正文

堕落和迷失的美国

(2018-06-16 17:52:04) 下一个

(一)

美国的堕落,主要是指精英阶层。

第一,政治精英阶层的堕落。

现实中美国的堕落开始于什么时候,这个我不清楚。但在我的认知范围内,始作佣者是男克林顿。

首先,他的竞选口号是“这是经济问题,笨蛋!”(原话“It's the economy, stupid!”)他其实有若干个其它口号,这个本来在内部小范围使用,但是最后成了他最出名的口号。这个口号简单有力,嚷嚷起来令人爽快。但其致命问题是那个骂人模式。没有其他总统竞选人用这种带侮辱性的口号,而且如此深入人心。好像撕开了政治竞选某一个方面的遮羞布,这其实对大众有腐蚀作用。

其次,是男克林顿的性丑闻事件。在克林顿时代,美国的经济显示出蒸蒸日上的气象,大众的精神面貌也很向上,所以普遍认为克林顿搞经济有一套,还有,据说他搞政治也很有一套,如果没有这个丑闻,他很有可能会成为美国历史上最受欢迎的总统之一。这个丑闻一出,普通老百姓情绪上立刻被撕裂了。他们需要面对的是一个有能力而无道德的总统,怎么办?

结果实用主义战胜了理想主义。

美国历史上对外一向站在一个道德高地上,他当这个世界警察,并不仅仅用大棒,还有所谓的软实力。克林顿的性丑闻事件,以及最终他没被弹劾,美国在道德高地上已经站不稳了。

(当然,2016年特朗普的当选,是实用主义对理想主义的又一次碾压。)

1998年STARR调查克林顿的性丑闻,被指责有公报私仇/党争的嫌疑,进一步撕裂了美国大众。(Wiki Starr Report)

2010年,当时即将成为共和党议会发言人的John Boehner,说他的计划就是竭尽全力扼杀,终止,拖延时任奥巴马的所有提议。
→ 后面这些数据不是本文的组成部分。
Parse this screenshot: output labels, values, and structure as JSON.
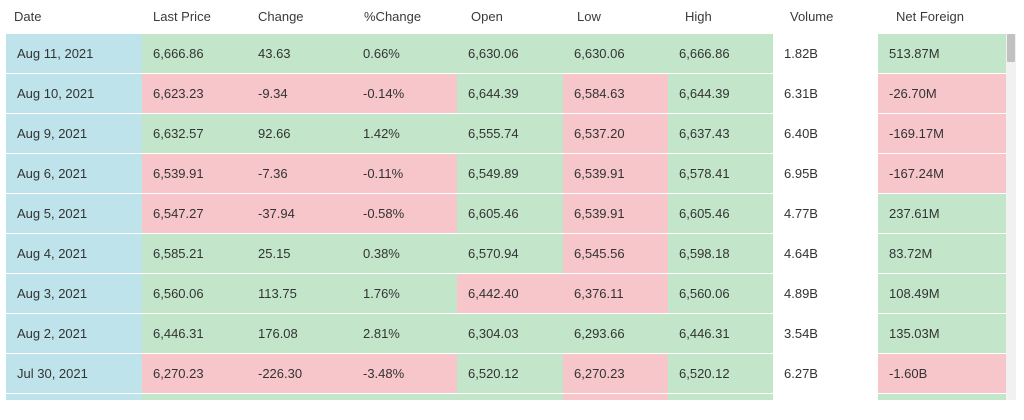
{
  "colors": {
    "date_bg": "#bfe3eb",
    "up_bg": "#c3e6cb",
    "down_bg": "#f6c6cb",
    "neutral_bg": "#ffffff"
  },
  "columns": [
    {
      "key": "date",
      "label": "Date"
    },
    {
      "key": "last_price",
      "label": "Last Price"
    },
    {
      "key": "change",
      "label": "Change"
    },
    {
      "key": "pct_change",
      "label": "%Change"
    },
    {
      "key": "open",
      "label": "Open"
    },
    {
      "key": "low",
      "label": "Low"
    },
    {
      "key": "high",
      "label": "High"
    },
    {
      "key": "volume",
      "label": "Volume"
    },
    {
      "key": "net_foreign",
      "label": "Net Foreign"
    }
  ],
  "rows": [
    {
      "date": "Aug 11, 2021",
      "last_price": "6,666.86",
      "change": "43.63",
      "pct_change": "0.66%",
      "open": "6,630.06",
      "low": "6,630.06",
      "high": "6,666.86",
      "volume": "1.82B",
      "net_foreign": "513.87M",
      "states": {
        "date": "date",
        "last_price": "up",
        "change": "up",
        "pct_change": "up",
        "open": "up",
        "low": "up",
        "high": "up",
        "volume": "neutral",
        "net_foreign": "up"
      }
    },
    {
      "date": "Aug 10, 2021",
      "last_price": "6,623.23",
      "change": "-9.34",
      "pct_change": "-0.14%",
      "open": "6,644.39",
      "low": "6,584.63",
      "high": "6,644.39",
      "volume": "6.31B",
      "net_foreign": "-26.70M",
      "states": {
        "date": "date",
        "last_price": "down",
        "change": "down",
        "pct_change": "down",
        "open": "up",
        "low": "down",
        "high": "up",
        "volume": "neutral",
        "net_foreign": "down"
      }
    },
    {
      "date": "Aug 9, 2021",
      "last_price": "6,632.57",
      "change": "92.66",
      "pct_change": "1.42%",
      "open": "6,555.74",
      "low": "6,537.20",
      "high": "6,637.43",
      "volume": "6.40B",
      "net_foreign": "-169.17M",
      "states": {
        "date": "date",
        "last_price": "up",
        "change": "up",
        "pct_change": "up",
        "open": "up",
        "low": "down",
        "high": "up",
        "volume": "neutral",
        "net_foreign": "down"
      }
    },
    {
      "date": "Aug 6, 2021",
      "last_price": "6,539.91",
      "change": "-7.36",
      "pct_change": "-0.11%",
      "open": "6,549.89",
      "low": "6,539.91",
      "high": "6,578.41",
      "volume": "6.95B",
      "net_foreign": "-167.24M",
      "states": {
        "date": "date",
        "last_price": "down",
        "change": "down",
        "pct_change": "down",
        "open": "up",
        "low": "down",
        "high": "up",
        "volume": "neutral",
        "net_foreign": "down"
      }
    },
    {
      "date": "Aug 5, 2021",
      "last_price": "6,547.27",
      "change": "-37.94",
      "pct_change": "-0.58%",
      "open": "6,605.46",
      "low": "6,539.91",
      "high": "6,605.46",
      "volume": "4.77B",
      "net_foreign": "237.61M",
      "states": {
        "date": "date",
        "last_price": "down",
        "change": "down",
        "pct_change": "down",
        "open": "up",
        "low": "down",
        "high": "up",
        "volume": "neutral",
        "net_foreign": "up"
      }
    },
    {
      "date": "Aug 4, 2021",
      "last_price": "6,585.21",
      "change": "25.15",
      "pct_change": "0.38%",
      "open": "6,570.94",
      "low": "6,545.56",
      "high": "6,598.18",
      "volume": "4.64B",
      "net_foreign": "83.72M",
      "states": {
        "date": "date",
        "last_price": "up",
        "change": "up",
        "pct_change": "up",
        "open": "up",
        "low": "down",
        "high": "up",
        "volume": "neutral",
        "net_foreign": "up"
      }
    },
    {
      "date": "Aug 3, 2021",
      "last_price": "6,560.06",
      "change": "113.75",
      "pct_change": "1.76%",
      "open": "6,442.40",
      "low": "6,376.11",
      "high": "6,560.06",
      "volume": "4.89B",
      "net_foreign": "108.49M",
      "states": {
        "date": "date",
        "last_price": "up",
        "change": "up",
        "pct_change": "up",
        "open": "down",
        "low": "down",
        "high": "up",
        "volume": "neutral",
        "net_foreign": "up"
      }
    },
    {
      "date": "Aug 2, 2021",
      "last_price": "6,446.31",
      "change": "176.08",
      "pct_change": "2.81%",
      "open": "6,304.03",
      "low": "6,293.66",
      "high": "6,446.31",
      "volume": "3.54B",
      "net_foreign": "135.03M",
      "states": {
        "date": "date",
        "last_price": "up",
        "change": "up",
        "pct_change": "up",
        "open": "up",
        "low": "up",
        "high": "up",
        "volume": "neutral",
        "net_foreign": "up"
      }
    },
    {
      "date": "Jul 30, 2021",
      "last_price": "6,270.23",
      "change": "-226.30",
      "pct_change": "-3.48%",
      "open": "6,520.12",
      "low": "6,270.23",
      "high": "6,520.12",
      "volume": "6.27B",
      "net_foreign": "-1.60B",
      "states": {
        "date": "date",
        "last_price": "down",
        "change": "down",
        "pct_change": "down",
        "open": "up",
        "low": "down",
        "high": "up",
        "volume": "neutral",
        "net_foreign": "down"
      }
    },
    {
      "date": "",
      "last_price": "",
      "change": "",
      "pct_change": "",
      "open": "",
      "low": "",
      "high": "",
      "volume": "",
      "net_foreign": "",
      "states": {
        "date": "date",
        "last_price": "up",
        "change": "up",
        "pct_change": "up",
        "open": "up",
        "low": "down",
        "high": "up",
        "volume": "neutral",
        "net_foreign": "up"
      }
    }
  ]
}
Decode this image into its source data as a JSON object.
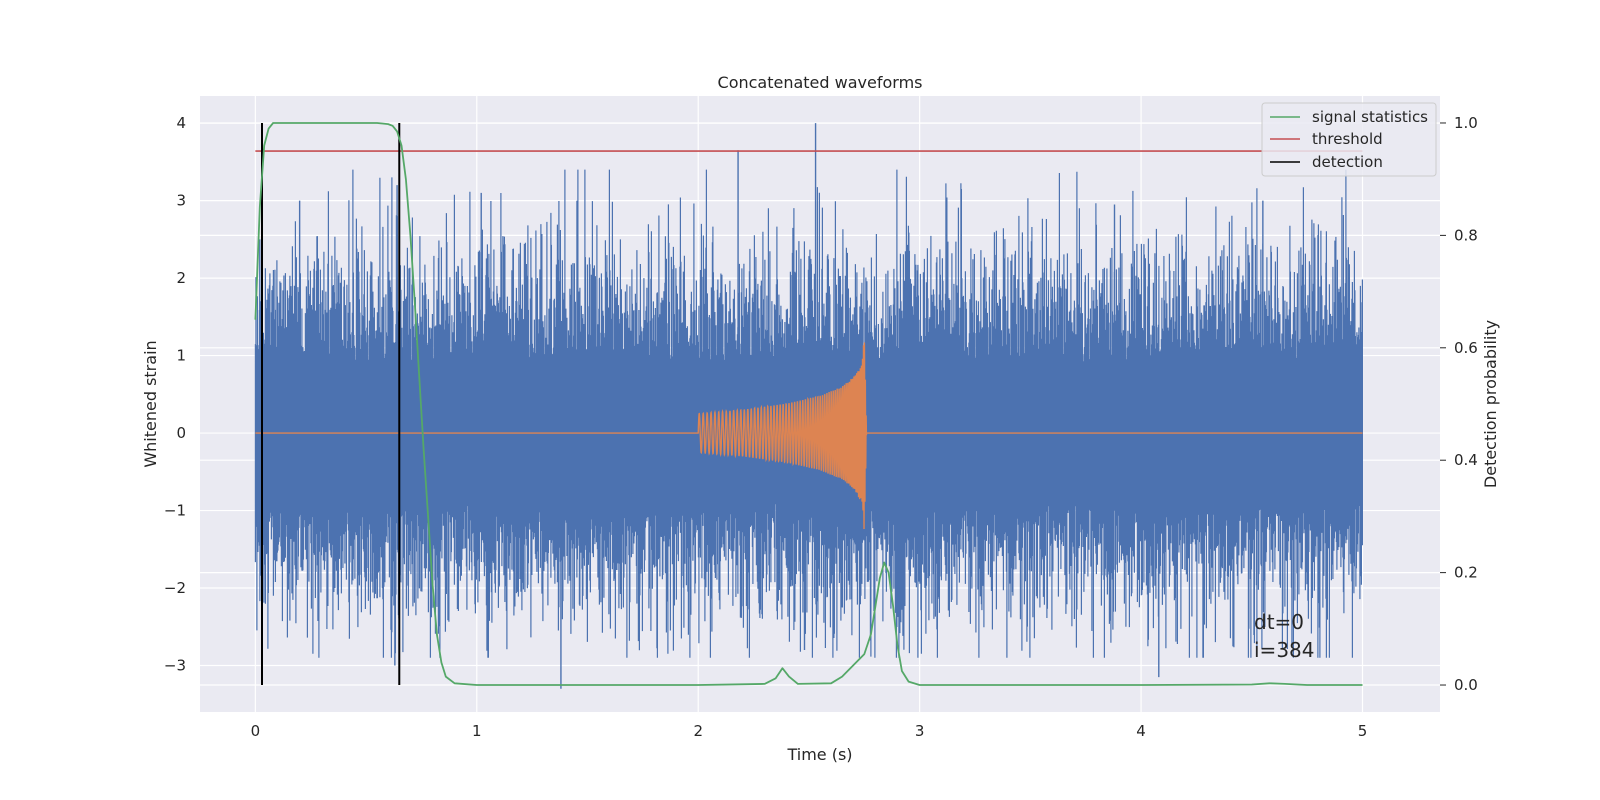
{
  "chart_data": {
    "type": "line",
    "title": "Concatenated waveforms",
    "xlabel": "Time (s)",
    "ylabel": "Whitened strain",
    "y2label": "Detection probability",
    "xlim": [
      -0.25,
      5.35
    ],
    "ylim": [
      -3.6,
      4.35
    ],
    "y2lim": [
      -0.048,
      1.048
    ],
    "xticks": [
      0,
      1,
      2,
      3,
      4,
      5
    ],
    "xtick_labels": [
      "0",
      "1",
      "2",
      "3",
      "4",
      "5"
    ],
    "yticks": [
      -3,
      -2,
      -1,
      0,
      1,
      2,
      3,
      4
    ],
    "ytick_labels": [
      "−3",
      "−2",
      "−1",
      "0",
      "1",
      "2",
      "3",
      "4"
    ],
    "y2ticks": [
      0,
      0.2,
      0.4,
      0.6,
      0.8,
      1.0
    ],
    "y2tick_labels": [
      "0.0",
      "0.2",
      "0.4",
      "0.6",
      "0.8",
      "1.0"
    ],
    "grid": true,
    "legend_position": "top-right",
    "legend": [
      {
        "label": "signal statistics",
        "color": "#55a868"
      },
      {
        "label": "threshold",
        "color": "#c44e52"
      },
      {
        "label": "detection",
        "color": "#000000"
      }
    ],
    "colors": {
      "noise": "#4c72b0",
      "injected_signal": "#dd8452",
      "signal_statistics": "#55a868",
      "threshold": "#c44e52",
      "detection": "#000000",
      "background": "#eaeaf2",
      "grid": "#ffffff"
    },
    "noise": {
      "t_start": 0,
      "t_end": 5,
      "envelope_min": -2.3,
      "envelope_max": 2.3,
      "peak_max": 4.0,
      "peak_min": -3.3
    },
    "injected_signal": {
      "t_start": 2.0,
      "t_end": 2.76,
      "points": [
        [
          2.0,
          0.25
        ],
        [
          2.2,
          0.3
        ],
        [
          2.4,
          0.38
        ],
        [
          2.55,
          0.48
        ],
        [
          2.65,
          0.6
        ],
        [
          2.7,
          0.72
        ],
        [
          2.74,
          0.9
        ],
        [
          2.75,
          1.3
        ],
        [
          2.76,
          0.03
        ]
      ]
    },
    "threshold": {
      "value": 0.95,
      "t_start": 0,
      "t_end": 5
    },
    "detections": [
      0.03,
      0.65
    ],
    "signal_statistics": {
      "x": [
        0,
        0.02,
        0.04,
        0.06,
        0.08,
        0.1,
        0.2,
        0.4,
        0.55,
        0.6,
        0.62,
        0.64,
        0.66,
        0.68,
        0.7,
        0.72,
        0.74,
        0.76,
        0.78,
        0.8,
        0.82,
        0.84,
        0.86,
        0.9,
        1.0,
        2.0,
        2.3,
        2.35,
        2.38,
        2.41,
        2.45,
        2.6,
        2.65,
        2.7,
        2.75,
        2.78,
        2.8,
        2.82,
        2.84,
        2.86,
        2.88,
        2.9,
        2.92,
        2.95,
        3.0,
        3.5,
        4.0,
        4.5,
        4.58,
        4.65,
        4.75,
        5.0
      ],
      "y": [
        0.65,
        0.85,
        0.96,
        0.99,
        1.0,
        1.0,
        1.0,
        1.0,
        1.0,
        0.998,
        0.995,
        0.985,
        0.96,
        0.9,
        0.8,
        0.68,
        0.55,
        0.42,
        0.3,
        0.18,
        0.09,
        0.04,
        0.015,
        0.003,
        0.0,
        0.0,
        0.002,
        0.012,
        0.03,
        0.015,
        0.002,
        0.003,
        0.015,
        0.035,
        0.055,
        0.09,
        0.14,
        0.19,
        0.218,
        0.2,
        0.14,
        0.07,
        0.025,
        0.006,
        0.0,
        0.0,
        0.0,
        0.001,
        0.003,
        0.002,
        0.0,
        0.0
      ]
    },
    "annotations": [
      "dt=0",
      "i=384"
    ]
  }
}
原话在这里:John Boehner, the likely speaker if Republicans take the House, offering his plans for Obama’s agenda: “We're going to do everything — and I mean everything we can do — to kill it, stop it, slow it down, whatever we can.”https://www.politico.com/story/2010/10/the-gops-no-compromise-pledge-044311

美国的参议员和众议员是选民选出来代表他们的利益的,他们应该可以被称为是精英阶层的一部分,或者,政治精英的大部分。那么,美国最大的两党之一的“首领”,声称他的计划就是和另外一党的首领做对,而不是以国家为重,两党一起讨论各种政策的对错优劣,这无论如何不是一个正常向上的社会所应该产生的现象。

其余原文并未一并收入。